Friday, 21 May 2010

The Future of the book

"By the end of 2012, digital books will be 20% to 25% of unit sales, and that's on the conservative side," predicts Mike Shatzkin, chief executive of the Idea Logical Co., publishing consultants. "Add in another 25% of units sold online, and roughly half of all unit sales will be on the Internet."

Nowhere is the e-book tidal wave hitting harder than at bricks-and-mortar book retailers. The competitive advantage Barnes & Noble spent decades amassing—offering an enormous selection of more than 150,000 books under one roof—was already under pressure from online booksellers.

It evaporated with the recent advent of e-bookstores, where readers can access millions of titles for e-reader devices.

Even more problematic for brick-and-mortar retailers is the math if sales of physical books rapidly decrease: Because e-books don't require paper, printing presses, storage space or delivery trucks, they typically sell for less than half the price of a hardcover book.
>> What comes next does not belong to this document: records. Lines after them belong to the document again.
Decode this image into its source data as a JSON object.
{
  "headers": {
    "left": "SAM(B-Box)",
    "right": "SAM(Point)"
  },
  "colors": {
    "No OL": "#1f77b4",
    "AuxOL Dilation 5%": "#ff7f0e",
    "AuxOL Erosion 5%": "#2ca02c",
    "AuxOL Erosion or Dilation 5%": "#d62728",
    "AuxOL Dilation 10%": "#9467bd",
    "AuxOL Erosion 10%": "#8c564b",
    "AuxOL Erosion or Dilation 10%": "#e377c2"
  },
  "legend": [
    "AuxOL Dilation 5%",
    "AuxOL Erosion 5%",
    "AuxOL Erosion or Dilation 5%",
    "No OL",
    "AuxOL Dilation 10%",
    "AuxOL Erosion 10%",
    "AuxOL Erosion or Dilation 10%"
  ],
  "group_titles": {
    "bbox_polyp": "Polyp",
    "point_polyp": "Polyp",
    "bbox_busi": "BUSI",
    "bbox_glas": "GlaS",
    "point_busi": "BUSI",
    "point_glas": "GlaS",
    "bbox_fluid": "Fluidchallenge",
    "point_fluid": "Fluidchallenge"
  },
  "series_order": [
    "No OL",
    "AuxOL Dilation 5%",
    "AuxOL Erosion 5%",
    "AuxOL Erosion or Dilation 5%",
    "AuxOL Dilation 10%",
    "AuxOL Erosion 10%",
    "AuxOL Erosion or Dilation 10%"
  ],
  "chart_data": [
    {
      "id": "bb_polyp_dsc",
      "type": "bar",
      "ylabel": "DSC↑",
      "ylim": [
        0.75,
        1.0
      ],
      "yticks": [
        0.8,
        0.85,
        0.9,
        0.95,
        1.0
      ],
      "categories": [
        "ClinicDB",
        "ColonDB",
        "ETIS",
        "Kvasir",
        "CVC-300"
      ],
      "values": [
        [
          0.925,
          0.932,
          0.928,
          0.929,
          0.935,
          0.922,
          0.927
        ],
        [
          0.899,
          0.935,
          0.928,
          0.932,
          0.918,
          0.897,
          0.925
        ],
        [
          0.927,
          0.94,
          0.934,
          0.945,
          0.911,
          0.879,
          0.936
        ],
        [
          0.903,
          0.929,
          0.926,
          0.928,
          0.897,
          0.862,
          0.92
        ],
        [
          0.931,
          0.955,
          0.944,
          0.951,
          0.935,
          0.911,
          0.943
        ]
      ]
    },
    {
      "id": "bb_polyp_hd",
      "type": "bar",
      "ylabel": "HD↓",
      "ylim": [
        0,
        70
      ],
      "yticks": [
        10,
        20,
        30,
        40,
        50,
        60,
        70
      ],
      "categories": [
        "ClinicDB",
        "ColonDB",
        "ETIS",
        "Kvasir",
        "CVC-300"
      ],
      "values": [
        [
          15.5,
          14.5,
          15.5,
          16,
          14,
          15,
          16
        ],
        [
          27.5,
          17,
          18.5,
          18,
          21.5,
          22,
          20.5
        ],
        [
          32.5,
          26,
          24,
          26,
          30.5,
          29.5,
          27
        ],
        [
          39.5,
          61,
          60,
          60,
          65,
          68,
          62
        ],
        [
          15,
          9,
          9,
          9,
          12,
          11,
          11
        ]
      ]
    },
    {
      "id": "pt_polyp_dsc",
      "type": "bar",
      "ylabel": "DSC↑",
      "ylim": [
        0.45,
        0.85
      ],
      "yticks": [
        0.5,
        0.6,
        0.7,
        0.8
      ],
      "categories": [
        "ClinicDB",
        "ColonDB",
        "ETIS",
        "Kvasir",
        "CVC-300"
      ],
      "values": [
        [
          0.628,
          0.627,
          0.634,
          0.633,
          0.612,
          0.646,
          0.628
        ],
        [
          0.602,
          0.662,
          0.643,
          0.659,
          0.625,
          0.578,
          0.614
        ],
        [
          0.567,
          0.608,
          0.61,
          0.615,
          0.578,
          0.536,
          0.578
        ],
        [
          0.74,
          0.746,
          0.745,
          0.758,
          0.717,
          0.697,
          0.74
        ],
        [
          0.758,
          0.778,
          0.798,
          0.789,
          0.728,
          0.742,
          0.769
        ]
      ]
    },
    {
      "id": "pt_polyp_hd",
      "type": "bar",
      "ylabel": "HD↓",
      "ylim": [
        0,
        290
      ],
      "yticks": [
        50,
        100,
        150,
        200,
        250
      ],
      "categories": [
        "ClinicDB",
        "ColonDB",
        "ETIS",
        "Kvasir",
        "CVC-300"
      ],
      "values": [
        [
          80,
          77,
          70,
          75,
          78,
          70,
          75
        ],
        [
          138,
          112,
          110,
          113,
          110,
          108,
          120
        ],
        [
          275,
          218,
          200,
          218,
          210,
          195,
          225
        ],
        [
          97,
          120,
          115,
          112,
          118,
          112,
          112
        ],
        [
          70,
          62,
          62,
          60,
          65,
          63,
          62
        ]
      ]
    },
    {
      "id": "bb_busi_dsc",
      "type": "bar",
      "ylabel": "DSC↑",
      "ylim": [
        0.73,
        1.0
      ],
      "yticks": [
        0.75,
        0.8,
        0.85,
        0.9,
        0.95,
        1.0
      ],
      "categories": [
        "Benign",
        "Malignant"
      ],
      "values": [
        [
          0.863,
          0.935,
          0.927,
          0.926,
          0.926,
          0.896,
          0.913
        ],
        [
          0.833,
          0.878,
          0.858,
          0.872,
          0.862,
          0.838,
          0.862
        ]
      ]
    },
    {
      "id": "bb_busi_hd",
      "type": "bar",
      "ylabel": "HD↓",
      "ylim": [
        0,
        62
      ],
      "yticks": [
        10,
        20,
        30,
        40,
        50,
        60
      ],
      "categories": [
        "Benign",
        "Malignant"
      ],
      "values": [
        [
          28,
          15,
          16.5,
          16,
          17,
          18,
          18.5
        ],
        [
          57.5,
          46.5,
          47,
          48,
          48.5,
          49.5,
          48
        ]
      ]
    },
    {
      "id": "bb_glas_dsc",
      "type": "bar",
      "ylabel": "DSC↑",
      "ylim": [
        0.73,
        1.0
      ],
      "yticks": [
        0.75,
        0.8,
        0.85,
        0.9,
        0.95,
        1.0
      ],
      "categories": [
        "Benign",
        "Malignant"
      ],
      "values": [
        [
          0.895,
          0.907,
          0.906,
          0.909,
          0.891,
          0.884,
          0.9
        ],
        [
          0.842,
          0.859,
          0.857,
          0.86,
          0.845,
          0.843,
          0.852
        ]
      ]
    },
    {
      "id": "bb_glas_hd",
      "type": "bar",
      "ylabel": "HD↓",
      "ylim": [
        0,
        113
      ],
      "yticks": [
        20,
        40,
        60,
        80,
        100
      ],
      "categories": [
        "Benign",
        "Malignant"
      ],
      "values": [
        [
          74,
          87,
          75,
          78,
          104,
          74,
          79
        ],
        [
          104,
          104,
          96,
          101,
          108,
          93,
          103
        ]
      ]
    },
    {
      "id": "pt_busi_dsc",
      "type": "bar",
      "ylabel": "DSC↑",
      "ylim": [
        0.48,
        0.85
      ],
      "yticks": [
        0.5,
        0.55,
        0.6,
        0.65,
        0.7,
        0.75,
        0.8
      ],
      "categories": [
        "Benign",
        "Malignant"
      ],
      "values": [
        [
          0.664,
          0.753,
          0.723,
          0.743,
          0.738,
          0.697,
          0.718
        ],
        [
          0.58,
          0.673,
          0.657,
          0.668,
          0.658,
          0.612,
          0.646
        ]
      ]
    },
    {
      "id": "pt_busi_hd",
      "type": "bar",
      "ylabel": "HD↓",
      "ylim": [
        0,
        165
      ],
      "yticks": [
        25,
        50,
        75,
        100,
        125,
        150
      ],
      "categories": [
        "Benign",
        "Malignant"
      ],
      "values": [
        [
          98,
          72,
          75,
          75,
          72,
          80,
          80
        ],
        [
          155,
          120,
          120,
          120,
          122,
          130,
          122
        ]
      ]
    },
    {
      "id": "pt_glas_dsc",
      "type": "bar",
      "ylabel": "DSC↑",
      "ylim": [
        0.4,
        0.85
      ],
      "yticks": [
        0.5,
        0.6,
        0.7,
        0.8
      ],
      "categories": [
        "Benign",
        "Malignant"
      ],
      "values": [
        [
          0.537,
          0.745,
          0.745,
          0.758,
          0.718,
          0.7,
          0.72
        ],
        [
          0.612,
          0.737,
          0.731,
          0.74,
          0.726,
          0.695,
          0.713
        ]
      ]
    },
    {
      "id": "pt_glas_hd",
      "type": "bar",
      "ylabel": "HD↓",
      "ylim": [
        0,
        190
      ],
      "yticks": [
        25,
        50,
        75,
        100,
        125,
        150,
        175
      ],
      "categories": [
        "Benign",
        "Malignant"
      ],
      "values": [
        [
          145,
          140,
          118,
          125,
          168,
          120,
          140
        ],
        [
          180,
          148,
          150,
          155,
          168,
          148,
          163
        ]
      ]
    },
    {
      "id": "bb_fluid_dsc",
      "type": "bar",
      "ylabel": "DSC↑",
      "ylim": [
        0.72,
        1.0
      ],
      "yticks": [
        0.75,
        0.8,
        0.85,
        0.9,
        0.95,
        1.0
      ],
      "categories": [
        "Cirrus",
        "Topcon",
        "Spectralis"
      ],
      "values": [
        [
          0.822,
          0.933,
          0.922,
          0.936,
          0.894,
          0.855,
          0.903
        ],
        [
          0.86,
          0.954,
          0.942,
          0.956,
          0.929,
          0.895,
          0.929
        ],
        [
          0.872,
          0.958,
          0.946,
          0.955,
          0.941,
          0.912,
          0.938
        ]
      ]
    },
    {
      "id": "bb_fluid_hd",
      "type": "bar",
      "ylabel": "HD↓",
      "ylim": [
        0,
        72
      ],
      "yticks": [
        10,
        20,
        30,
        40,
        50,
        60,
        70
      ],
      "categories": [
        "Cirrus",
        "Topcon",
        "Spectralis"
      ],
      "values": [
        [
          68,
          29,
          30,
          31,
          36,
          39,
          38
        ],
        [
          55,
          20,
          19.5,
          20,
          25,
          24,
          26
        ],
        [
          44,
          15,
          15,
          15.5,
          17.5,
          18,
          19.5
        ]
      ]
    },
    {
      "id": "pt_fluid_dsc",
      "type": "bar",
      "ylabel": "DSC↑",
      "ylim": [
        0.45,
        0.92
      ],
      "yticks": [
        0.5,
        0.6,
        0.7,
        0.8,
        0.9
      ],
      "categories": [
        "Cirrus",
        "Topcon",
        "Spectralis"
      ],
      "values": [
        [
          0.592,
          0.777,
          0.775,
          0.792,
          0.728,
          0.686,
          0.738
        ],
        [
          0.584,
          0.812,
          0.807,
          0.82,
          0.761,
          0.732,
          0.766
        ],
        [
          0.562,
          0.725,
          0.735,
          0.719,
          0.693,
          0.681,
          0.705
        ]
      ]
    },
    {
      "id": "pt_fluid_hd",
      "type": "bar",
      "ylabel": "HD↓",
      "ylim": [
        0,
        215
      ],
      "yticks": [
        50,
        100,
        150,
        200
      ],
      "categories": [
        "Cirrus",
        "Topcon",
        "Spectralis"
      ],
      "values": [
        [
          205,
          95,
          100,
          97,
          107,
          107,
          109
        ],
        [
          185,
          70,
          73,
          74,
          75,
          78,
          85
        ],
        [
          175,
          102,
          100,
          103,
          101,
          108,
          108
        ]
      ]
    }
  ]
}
If physical book sales decline precipitously, chain retailers won't have enough revenue to support all their stores.


"It's fair to say that the leadership folks at the major trade publishers didn't believe until very recently that e-books had any economic life in them," Arthur Klebanoff, chief executive of New York-based RosettaBooks LLC, an e-book publisher.


It may be a sad state of affairs to see all these bookshops vanish, but it is inevitable that the industry will change, indeed is currently in the process of the greatest change since the paperback novel was invented. Take a look at the graph on the left and you will see that since last year there has been a -5% drop overall in physical book sales but a 190% increase in digital sales.


Regular books will be around for some time to come but they will have to exist alongside their electronic versions.